Open tasks promote a growth mindset

Summary

  • Open tasks promote a growth mindset because they provide opportunities to struggle and understand content more deeply.
  • Small changes in tasks can reinforce “learning,” not just “performing.”
  • Asking students to make choices in tasks spurs a learning process.
  • To see similar videos about growth mindset in math, sign up for Professor Jo Boaler’s course, How to Learn Math, and check out youcubed.org.
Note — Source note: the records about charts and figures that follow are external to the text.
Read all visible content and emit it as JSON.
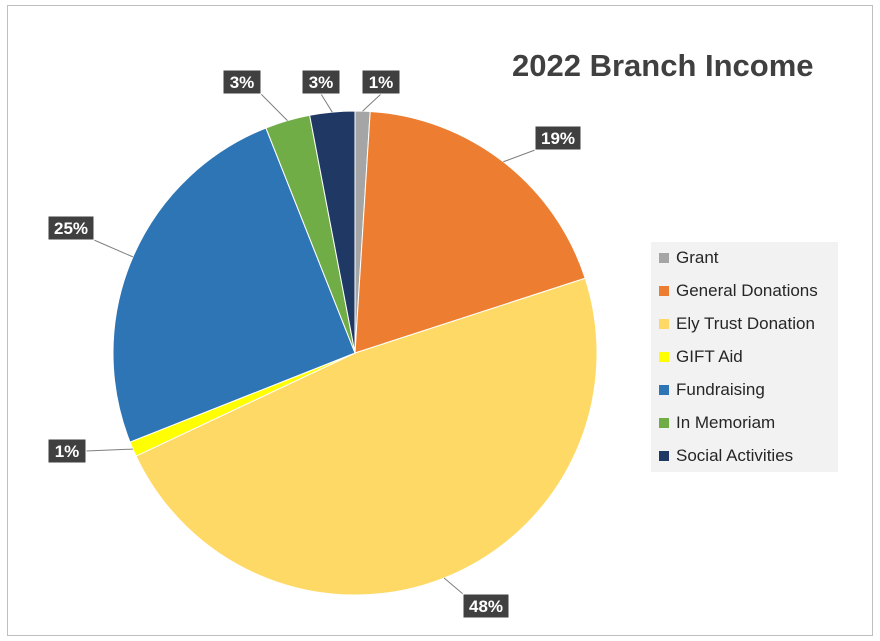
{
  "chart_data": {
    "type": "pie",
    "title": "2022 Branch Income",
    "legend_position": "right",
    "slices": [
      {
        "name": "Grant",
        "value": 1,
        "label": "1%",
        "color": "#a5a5a5"
      },
      {
        "name": "General Donations",
        "value": 19,
        "label": "19%",
        "color": "#ed7d31"
      },
      {
        "name": "Ely Trust Donation",
        "value": 48,
        "label": "48%",
        "color": "#ffd966"
      },
      {
        "name": "GIFT Aid",
        "value": 1,
        "label": "1%",
        "color": "#ffff00"
      },
      {
        "name": "Fundraising",
        "value": 25,
        "label": "25%",
        "color": "#2e75b6"
      },
      {
        "name": "In Memoriam",
        "value": 3,
        "label": "3%",
        "color": "#70ad47"
      },
      {
        "name": "Social Activities",
        "value": 3,
        "label": "3%",
        "color": "#203864"
      }
    ]
  }
}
Open tasks promote a growth mindset because they provide opportunities for students to struggle and understand content more deeply. When tasks are opened up to give more space for learning inside them, then students are more likely to shift from seeing math as a performance subject to seeing math as a learning subject. Let's hear more about what that means and see an example from Professor Jo Boaler, a math education expert from Stanford University.

Professor Jo Boaler, Mathematics Education Expert, Stanford University: So the big point is that tasks need to give students the space to learn and to see that math means learning, not just performing. So what does that mean? Even a small change can make that difference. For example, a really classic math problem that you'll see in textbooks is find the perimeter of this shape.

Now, if we change that question to, “Can you construct two different rectangles with a perimeter of 26,” we change completely what students do. In the first one, they're coming up with an answer. In the second one, we're asking them to make choice, and this evokes the thought process for students. They also change from thinking, “I'm finding the answer” to “I am thinking, learning, and growing,” even though this is assessing exactly the same mathematics.

Now I wouldn't say that finding two rectangles with a certain area is a great task by any means, but it illustrates the process of moving from performing to growing and thinking.